MISKATONIC-i get the reference.. Us aussies might be far away but the news travels fast..

Lucky my life isnt in the limelight,make lidsys look like mother teresa's. It would make a good story tho.

Im going ok.. Heavy abuse still continueing. Coming to grips w being single again.its been 6 years..so ive got to fine tune my womanising skills. Gone are the days of good mdma pills, that would give you the confidence of ten men.

Just stupid shit like coming home to an empty apartment,cooking dinner for one.(doesnt happen much) i have a heap of friends,but i seem to want to be alone..

I'll come good,enjoying seeing your progress.mine will come soon.

You back at work or are holidays on?

Stay strong mate,dont look back. GAv
 
familiar place

I'm almost scared of turning 21 (two days), because my alcoholic tendencies are so obvious. Plus my grandfather died less than a week ago so I'm liable to further self-medication under the guise of celebration. Fuck, I must be on a dozen pills as it is. Strangely enough, alcohol is FAR from my preferred selection of abused substances.
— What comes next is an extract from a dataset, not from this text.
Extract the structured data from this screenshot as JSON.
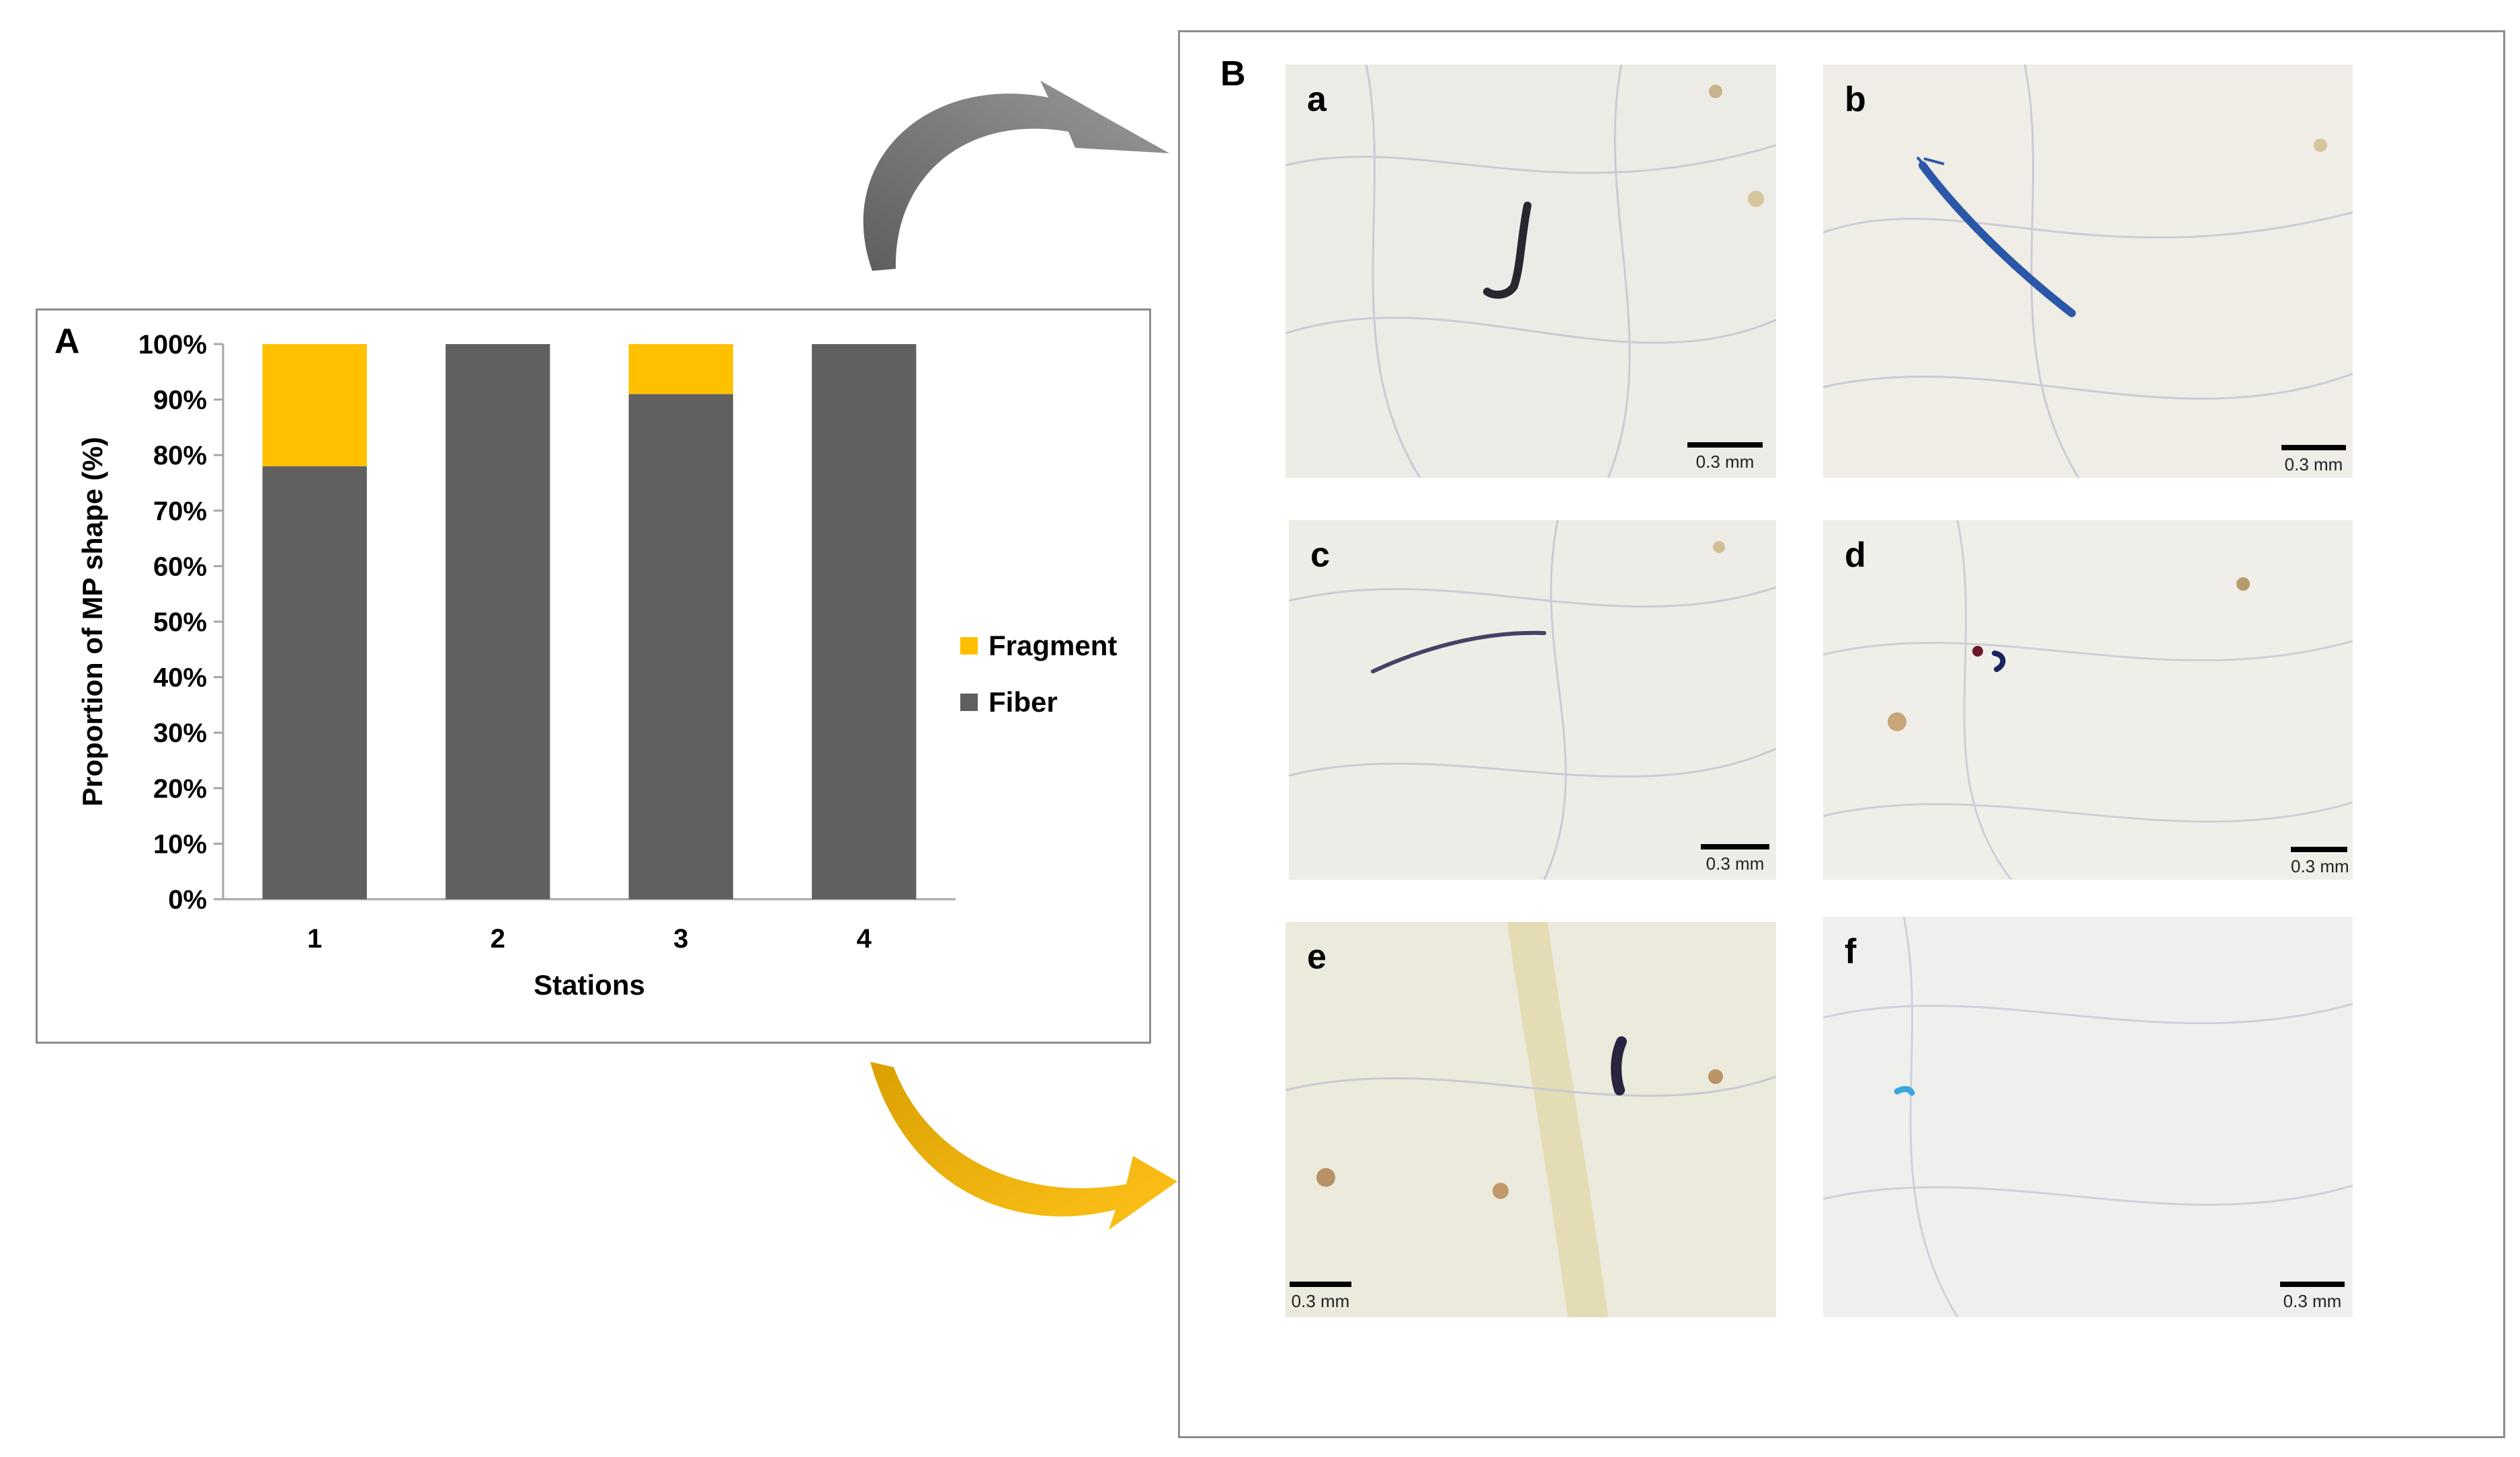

Yet I just cannot stop myself from drinking the entire bottle regardless of circumstance ("just a shot or two for anxiety around a casual small group" leading to getting completely hammered).

hi there,

happy b'day mate.. Its easy at that age to sweep alcoholism under the carpet as the partying takes over life.. I too have the same trouble as you,heavy stims use along with and followed by drinking binges where im not really affected physically.
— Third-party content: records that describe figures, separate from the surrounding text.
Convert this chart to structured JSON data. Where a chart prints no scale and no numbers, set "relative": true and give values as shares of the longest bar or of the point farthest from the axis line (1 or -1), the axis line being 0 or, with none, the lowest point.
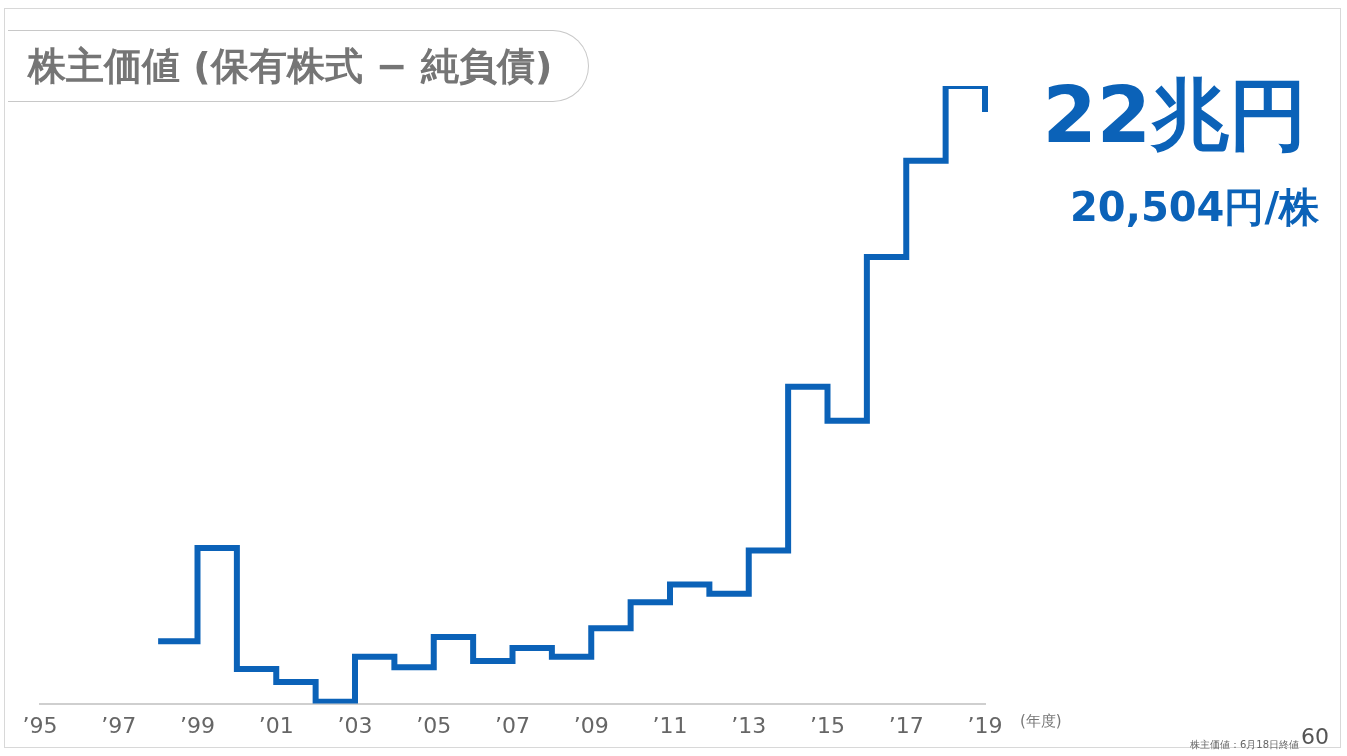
{
  "chart_data": {
    "type": "step",
    "title": "株主価値 (保有株式 − 純負債)",
    "xlabel": "(年度)",
    "relative": true,
    "categories": [
      "’95",
      null,
      "’97",
      null,
      "’99",
      null,
      "’01",
      null,
      "’03",
      null,
      "’05",
      null,
      "’07",
      null,
      "’09",
      null,
      "’11",
      null,
      "’13",
      null,
      "’15",
      null,
      "’17",
      null,
      "’19"
    ],
    "series": [
      {
        "color": "#0b62b8",
        "values": [
          null,
          null,
          null,
          0.101,
          0.252,
          0.056,
          0.035,
          0.003,
          0.076,
          0.059,
          0.108,
          0.069,
          0.09,
          0.076,
          0.122,
          0.164,
          0.193,
          0.178,
          0.248,
          0.513,
          0.458,
          0.723,
          0.879,
          1,
          0.958
        ]
      }
    ],
    "annotations": [
      "22兆円",
      "20,504円/株",
      "株主価値：6月18日終値",
      "60"
    ],
    "grid": false,
    "legend": false
  }
}
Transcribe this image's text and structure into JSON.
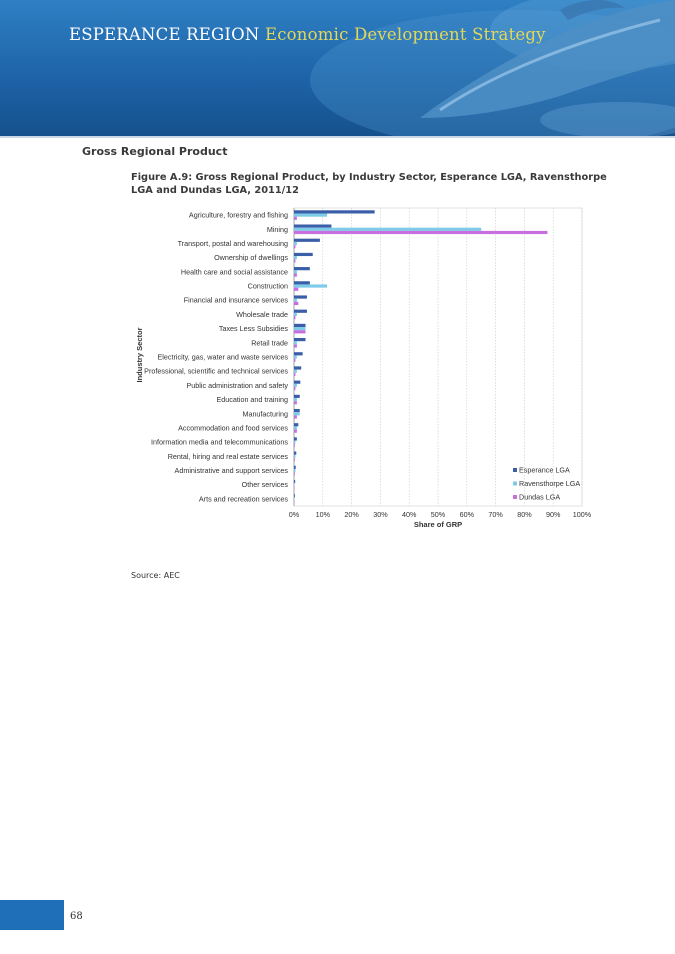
{
  "header": {
    "region": "ESPERANCE REGION",
    "subtitle": "Economic Development Strategy"
  },
  "section_heading": "Gross Regional Product",
  "figure_title": "Figure A.9: Gross Regional Product, by Industry Sector, Esperance LGA, Ravensthorpe LGA and Dundas LGA, 2011/12",
  "source": "Source: AEC",
  "page_number": "68",
  "colors": {
    "banner": "#1e64a8",
    "page_tab": "#1e6fb8",
    "esperance": "#3a5ea8",
    "ravensthorpe": "#7ecbe8",
    "dundas": "#c86fe0"
  },
  "chart_data": {
    "type": "bar",
    "orientation": "horizontal",
    "title": "",
    "xlabel": "Share of GRP",
    "ylabel": "Industry Sector",
    "xlim": [
      0,
      100
    ],
    "x_ticks": [
      "0%",
      "10%",
      "20%",
      "30%",
      "40%",
      "50%",
      "60%",
      "70%",
      "80%",
      "90%",
      "100%"
    ],
    "grid": "vertical dashed",
    "legend_position": "bottom-right",
    "categories": [
      "Agriculture, forestry and fishing",
      "Mining",
      "Transport, postal and warehousing",
      "Ownership of dwellings",
      "Health care and social assistance",
      "Construction",
      "Financial and insurance services",
      "Wholesale trade",
      "Taxes Less Subsidies",
      "Retail trade",
      "Electricity, gas, water and waste services",
      "Professional, scientific and technical services",
      "Public administration and safety",
      "Education and training",
      "Manufacturing",
      "Accommodation and food services",
      "Information media and telecommunications",
      "Rental, hiring and real estate services",
      "Administrative and support services",
      "Other services",
      "Arts and recreation services"
    ],
    "series": [
      {
        "name": "Esperance LGA",
        "color": "#3a5ea8",
        "values": [
          28,
          13,
          9,
          6.5,
          5.5,
          5.5,
          4.5,
          4.5,
          4,
          4,
          3,
          2.5,
          2.2,
          2,
          2,
          1.5,
          1,
          0.8,
          0.6,
          0.4,
          0.3
        ]
      },
      {
        "name": "Ravensthorpe LGA",
        "color": "#7ecbe8",
        "values": [
          11.5,
          65,
          1,
          1,
          1,
          11.5,
          1,
          1,
          4,
          1,
          1,
          1,
          1,
          1,
          2,
          1,
          0.5,
          0.5,
          0.5,
          0.2,
          0.2
        ]
      },
      {
        "name": "Dundas LGA",
        "color": "#c86fe0",
        "values": [
          1,
          88,
          0.5,
          0.5,
          1,
          1.5,
          1.5,
          0.5,
          4,
          1,
          0.5,
          0.5,
          0.5,
          1,
          1,
          1,
          0.3,
          0.3,
          0.3,
          0.1,
          0.1
        ]
      }
    ]
  }
}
I can have 2 maybe 3 drinks when sober of drugs,but then its the finest line possible between getting over excited and drinking 700-1125 mls of whiskey..followed by alcohol poisoning. Ive gotten so good at throwing uo that it doesnt even fase me..the next day i'll chug cold water then induce vomiting to clear the stomach bial,and feel good for 1 hour,then repeat..5-15 times.

Sorry to hear about your pop..try to take it easy on your b'day..but have your fun.

Good luck,your only young..the worlds your oyster-- and your the pearl.dont let the drink and drugs overpower that.gavaton
 
I'm almost scared of turning 21 (two days), because my alcoholic tendencies are so obvious. Plus my grandfather died less than a week ago so I'm liable to further self-medication under the guise of celebration. Fuck, I must be on a dozen pills as it is. Strangely enough, alcohol is FAR from my preferred selection of abused substances. Yet I just cannot stop myself from drinking the entire bottle regardless of circumstance ("just a shot or two for anxiety around a casual small group" leading to getting completely hammered).


if i feel fear about something, that usually a positive indicator that i am taking the situation seriously. leaving it at that can be 'safer' you know, until you are in a better place to go further into these feelings, turning them into thoughts.